A large fire in the Gascoyne burnt out approximately 30 km of grazing and bushland. It spread over a distance of 45 km, leading to the temporary closure of the North West Coastal Highway and other roads around Kennedy Range National Park. The fire burnt for a week after a smaller fire escaped containment lines on 8 January, burning out over 3300 km2 by 15 January and then continuing to burn until 30 January.

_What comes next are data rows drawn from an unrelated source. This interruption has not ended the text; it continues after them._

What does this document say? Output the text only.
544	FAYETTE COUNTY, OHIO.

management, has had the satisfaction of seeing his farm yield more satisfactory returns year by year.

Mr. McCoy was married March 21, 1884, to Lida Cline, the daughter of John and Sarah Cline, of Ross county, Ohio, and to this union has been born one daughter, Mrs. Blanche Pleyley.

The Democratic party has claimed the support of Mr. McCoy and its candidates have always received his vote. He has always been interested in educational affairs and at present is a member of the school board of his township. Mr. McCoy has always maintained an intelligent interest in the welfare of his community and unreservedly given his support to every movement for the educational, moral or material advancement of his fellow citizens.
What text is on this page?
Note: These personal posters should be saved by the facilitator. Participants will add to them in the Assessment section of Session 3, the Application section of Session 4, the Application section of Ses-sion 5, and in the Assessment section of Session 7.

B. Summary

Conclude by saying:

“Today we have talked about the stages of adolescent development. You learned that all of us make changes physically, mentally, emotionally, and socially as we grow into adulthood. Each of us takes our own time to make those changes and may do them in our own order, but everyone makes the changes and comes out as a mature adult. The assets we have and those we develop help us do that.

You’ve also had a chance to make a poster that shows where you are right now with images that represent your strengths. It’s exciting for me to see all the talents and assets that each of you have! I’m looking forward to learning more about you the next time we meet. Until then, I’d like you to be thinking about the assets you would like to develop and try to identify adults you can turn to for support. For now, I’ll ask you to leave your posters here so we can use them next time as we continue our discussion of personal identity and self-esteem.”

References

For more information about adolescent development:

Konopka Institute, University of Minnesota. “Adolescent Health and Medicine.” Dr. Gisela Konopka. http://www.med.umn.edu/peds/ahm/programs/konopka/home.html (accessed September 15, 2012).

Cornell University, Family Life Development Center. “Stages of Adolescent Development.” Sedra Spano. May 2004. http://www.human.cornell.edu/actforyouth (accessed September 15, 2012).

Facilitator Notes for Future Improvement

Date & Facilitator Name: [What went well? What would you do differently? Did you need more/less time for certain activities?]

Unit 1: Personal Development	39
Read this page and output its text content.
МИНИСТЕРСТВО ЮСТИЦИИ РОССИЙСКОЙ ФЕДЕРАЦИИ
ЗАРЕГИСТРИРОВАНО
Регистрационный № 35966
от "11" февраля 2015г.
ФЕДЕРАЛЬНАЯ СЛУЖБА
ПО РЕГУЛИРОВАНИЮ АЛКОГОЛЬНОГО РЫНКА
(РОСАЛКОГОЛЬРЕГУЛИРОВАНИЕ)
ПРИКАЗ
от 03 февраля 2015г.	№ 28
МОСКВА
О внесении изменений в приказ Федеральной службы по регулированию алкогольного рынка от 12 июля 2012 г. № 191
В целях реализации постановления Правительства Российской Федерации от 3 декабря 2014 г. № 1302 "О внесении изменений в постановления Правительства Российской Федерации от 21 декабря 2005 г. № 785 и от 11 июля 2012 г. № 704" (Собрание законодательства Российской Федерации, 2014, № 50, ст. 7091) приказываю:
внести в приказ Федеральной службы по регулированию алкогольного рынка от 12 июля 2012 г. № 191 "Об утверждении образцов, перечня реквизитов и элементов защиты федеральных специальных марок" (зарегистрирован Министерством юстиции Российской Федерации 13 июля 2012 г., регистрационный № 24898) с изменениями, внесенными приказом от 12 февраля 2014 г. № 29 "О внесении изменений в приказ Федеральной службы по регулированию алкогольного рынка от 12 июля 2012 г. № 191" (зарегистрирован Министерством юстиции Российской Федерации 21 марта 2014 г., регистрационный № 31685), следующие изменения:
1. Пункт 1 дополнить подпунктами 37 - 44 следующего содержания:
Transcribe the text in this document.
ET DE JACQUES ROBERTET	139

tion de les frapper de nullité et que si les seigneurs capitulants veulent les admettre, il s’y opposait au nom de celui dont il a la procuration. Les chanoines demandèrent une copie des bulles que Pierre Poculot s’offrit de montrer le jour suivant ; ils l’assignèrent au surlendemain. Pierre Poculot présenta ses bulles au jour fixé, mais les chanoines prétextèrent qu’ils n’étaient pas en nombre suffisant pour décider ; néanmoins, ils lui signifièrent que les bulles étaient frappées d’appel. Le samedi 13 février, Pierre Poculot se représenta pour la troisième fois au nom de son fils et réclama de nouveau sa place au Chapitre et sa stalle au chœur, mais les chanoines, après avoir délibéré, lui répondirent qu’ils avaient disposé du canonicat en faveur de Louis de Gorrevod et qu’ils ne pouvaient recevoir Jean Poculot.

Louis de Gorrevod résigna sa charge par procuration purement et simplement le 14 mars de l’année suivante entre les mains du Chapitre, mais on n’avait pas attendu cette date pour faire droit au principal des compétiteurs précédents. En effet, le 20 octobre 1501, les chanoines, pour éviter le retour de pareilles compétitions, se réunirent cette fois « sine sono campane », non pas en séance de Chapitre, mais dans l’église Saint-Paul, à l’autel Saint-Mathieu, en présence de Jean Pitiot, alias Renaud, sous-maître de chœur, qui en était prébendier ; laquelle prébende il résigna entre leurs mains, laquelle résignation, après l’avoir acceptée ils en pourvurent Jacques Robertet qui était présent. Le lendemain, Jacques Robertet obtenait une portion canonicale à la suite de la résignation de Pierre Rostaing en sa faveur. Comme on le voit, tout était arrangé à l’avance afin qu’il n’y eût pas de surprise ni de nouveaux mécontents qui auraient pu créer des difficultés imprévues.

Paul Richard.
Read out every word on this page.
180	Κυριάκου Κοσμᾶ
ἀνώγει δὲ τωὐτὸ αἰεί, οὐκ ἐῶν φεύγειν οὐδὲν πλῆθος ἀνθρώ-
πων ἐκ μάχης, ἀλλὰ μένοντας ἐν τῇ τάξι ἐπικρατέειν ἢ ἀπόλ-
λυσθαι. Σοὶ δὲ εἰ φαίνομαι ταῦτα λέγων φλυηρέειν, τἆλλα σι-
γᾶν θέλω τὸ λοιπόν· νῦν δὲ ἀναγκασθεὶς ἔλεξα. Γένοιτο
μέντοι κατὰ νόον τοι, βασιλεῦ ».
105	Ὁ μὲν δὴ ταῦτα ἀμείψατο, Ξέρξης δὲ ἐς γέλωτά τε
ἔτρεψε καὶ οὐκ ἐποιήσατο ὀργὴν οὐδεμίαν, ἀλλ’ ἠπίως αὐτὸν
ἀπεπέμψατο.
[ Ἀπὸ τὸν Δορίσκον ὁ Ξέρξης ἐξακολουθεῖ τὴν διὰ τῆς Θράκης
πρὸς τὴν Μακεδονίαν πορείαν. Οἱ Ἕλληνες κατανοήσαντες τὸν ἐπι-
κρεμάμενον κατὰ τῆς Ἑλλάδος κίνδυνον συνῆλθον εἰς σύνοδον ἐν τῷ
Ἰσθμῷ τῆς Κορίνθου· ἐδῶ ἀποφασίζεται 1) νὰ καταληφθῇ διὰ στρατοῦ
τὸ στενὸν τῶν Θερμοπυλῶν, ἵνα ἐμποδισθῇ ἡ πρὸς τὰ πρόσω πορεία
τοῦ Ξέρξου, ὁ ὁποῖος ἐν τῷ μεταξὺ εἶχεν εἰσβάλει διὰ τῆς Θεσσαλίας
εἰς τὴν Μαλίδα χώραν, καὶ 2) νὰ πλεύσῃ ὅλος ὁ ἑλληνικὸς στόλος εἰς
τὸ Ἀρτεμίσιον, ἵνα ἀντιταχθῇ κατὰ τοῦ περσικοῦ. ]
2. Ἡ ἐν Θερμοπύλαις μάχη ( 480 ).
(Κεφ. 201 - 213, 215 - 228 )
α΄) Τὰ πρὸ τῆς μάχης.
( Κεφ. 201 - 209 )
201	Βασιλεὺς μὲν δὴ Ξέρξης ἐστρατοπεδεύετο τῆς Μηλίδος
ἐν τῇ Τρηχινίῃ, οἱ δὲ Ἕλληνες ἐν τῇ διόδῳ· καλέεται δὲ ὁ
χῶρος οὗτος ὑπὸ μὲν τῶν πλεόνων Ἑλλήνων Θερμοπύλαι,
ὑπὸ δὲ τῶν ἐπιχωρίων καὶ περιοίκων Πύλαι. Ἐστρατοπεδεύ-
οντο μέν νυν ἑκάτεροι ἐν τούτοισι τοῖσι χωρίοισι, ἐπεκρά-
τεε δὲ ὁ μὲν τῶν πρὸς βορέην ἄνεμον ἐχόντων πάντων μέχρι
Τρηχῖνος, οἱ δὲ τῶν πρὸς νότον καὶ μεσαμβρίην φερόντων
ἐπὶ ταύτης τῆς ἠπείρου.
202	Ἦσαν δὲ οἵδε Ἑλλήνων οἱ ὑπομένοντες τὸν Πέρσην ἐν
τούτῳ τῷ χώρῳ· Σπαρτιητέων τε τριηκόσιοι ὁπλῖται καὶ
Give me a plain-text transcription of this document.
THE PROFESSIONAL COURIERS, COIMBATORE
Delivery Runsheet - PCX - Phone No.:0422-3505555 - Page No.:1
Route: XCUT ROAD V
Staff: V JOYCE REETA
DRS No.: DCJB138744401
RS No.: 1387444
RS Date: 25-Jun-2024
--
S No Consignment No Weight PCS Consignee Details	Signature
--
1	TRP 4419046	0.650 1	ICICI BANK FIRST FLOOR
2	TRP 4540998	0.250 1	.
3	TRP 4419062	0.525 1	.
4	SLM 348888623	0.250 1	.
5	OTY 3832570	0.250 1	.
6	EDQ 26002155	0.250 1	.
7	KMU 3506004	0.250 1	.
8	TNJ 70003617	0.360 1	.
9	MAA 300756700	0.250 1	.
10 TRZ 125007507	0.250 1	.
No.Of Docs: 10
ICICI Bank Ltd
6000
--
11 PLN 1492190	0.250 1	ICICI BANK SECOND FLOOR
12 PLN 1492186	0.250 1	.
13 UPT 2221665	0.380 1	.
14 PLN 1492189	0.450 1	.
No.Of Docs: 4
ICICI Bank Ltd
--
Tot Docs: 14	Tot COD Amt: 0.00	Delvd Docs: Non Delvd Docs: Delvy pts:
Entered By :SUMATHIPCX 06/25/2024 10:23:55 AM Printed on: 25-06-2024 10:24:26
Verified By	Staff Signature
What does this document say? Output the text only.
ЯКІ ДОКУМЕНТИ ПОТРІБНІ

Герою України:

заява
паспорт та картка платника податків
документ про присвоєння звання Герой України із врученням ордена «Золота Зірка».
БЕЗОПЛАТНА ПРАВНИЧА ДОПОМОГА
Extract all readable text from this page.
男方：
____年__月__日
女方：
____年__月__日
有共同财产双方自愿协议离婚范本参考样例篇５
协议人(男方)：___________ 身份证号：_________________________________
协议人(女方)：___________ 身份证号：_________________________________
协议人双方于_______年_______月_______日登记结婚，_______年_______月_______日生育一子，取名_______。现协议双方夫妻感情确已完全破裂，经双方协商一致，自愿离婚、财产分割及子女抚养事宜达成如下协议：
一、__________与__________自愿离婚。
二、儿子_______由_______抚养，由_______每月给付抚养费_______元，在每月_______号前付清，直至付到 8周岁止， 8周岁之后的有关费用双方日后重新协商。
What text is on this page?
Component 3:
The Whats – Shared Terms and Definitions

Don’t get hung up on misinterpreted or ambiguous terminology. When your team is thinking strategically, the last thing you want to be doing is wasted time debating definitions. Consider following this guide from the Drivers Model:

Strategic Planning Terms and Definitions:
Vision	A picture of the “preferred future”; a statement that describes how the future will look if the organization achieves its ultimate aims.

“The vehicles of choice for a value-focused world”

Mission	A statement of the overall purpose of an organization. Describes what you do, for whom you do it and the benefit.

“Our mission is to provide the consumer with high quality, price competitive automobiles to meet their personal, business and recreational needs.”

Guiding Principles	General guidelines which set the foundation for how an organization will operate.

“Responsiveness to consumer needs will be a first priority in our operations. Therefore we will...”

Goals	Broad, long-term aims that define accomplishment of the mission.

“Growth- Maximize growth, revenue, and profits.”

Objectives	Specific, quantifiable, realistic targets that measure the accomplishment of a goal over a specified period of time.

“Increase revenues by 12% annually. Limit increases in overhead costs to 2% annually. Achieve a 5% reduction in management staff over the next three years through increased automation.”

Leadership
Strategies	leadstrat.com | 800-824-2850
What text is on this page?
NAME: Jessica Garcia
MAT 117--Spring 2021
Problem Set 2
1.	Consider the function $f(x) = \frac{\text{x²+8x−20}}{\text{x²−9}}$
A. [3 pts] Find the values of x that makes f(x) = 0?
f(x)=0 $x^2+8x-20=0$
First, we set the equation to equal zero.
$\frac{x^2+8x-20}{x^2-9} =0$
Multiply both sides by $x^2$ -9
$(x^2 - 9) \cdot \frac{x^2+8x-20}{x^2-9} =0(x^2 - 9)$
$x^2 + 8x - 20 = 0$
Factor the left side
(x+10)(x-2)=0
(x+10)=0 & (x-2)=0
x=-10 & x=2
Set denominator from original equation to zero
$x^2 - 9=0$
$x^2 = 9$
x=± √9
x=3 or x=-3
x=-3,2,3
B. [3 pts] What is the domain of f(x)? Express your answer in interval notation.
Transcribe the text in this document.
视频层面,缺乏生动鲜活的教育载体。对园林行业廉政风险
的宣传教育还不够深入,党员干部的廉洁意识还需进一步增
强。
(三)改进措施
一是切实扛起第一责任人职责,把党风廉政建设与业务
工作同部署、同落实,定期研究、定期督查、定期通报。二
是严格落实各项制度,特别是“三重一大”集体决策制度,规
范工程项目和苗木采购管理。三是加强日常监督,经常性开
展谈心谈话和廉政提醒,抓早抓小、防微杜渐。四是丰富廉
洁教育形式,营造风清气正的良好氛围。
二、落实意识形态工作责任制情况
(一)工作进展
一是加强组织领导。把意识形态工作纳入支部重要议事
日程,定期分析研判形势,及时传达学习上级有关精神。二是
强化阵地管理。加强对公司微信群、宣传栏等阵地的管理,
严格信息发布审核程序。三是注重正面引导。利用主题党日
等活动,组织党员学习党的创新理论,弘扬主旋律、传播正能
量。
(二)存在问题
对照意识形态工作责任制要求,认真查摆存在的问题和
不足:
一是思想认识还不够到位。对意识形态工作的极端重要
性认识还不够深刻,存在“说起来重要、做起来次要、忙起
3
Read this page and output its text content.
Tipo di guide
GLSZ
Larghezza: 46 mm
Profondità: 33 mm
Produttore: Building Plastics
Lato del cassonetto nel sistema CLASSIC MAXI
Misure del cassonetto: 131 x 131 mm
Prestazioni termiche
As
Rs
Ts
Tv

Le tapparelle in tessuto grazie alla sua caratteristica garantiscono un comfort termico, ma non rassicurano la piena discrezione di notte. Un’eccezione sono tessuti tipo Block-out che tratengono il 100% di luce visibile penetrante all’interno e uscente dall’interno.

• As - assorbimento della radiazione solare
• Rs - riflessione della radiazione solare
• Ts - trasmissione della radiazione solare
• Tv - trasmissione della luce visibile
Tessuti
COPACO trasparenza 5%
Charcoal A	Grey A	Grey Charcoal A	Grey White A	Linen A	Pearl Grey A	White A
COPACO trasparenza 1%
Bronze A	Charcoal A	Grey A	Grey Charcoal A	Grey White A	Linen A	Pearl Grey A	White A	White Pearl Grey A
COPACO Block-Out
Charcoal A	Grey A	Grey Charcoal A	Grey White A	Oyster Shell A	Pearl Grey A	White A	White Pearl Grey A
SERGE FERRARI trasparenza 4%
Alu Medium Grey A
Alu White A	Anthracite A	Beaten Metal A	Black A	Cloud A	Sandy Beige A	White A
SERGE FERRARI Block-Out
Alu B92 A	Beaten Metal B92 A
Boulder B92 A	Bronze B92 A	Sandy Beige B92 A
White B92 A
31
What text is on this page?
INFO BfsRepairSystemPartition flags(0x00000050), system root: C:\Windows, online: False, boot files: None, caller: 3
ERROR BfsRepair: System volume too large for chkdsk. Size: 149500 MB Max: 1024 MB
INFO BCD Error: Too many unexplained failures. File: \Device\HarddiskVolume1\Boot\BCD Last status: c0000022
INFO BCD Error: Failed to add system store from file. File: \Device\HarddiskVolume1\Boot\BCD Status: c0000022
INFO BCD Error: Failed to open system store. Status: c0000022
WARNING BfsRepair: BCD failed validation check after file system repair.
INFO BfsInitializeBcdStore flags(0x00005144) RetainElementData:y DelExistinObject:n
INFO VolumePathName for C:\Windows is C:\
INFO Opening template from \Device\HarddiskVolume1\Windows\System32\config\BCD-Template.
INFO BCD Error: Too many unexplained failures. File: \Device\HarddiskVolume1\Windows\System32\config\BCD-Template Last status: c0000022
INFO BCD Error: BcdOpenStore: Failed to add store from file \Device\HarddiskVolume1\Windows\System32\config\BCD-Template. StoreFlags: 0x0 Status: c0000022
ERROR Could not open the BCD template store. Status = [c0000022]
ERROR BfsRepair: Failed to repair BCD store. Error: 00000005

Other fires that broke out late in January in Wooroloo and Chittering were both under control by 30 January.

==February==
- WA
The town of Northcliffe was menaced by a bushfire that came within 8 km of the townsite on 22 February. Smoke haze from the fire effected the south west coast of the state. The fire had been ignited by lightning on 8 February and had burnt out over 16000 ha 14 February and was expected to burn over 30600 ha before being contained.

==March==
- WA
A fire broke out north of Nannup and was brought under control by 14 March. 113 personnel, 13 trucks and 4 earthmovers were used in containing the blaze.
The suburb of Koondoola was struck by a fire that threatened homes on 28 March. The fire that started under suspicious circumstances burnt out 45ha of bushland and required 55 fire-fighters and waterbombers to bring it under control.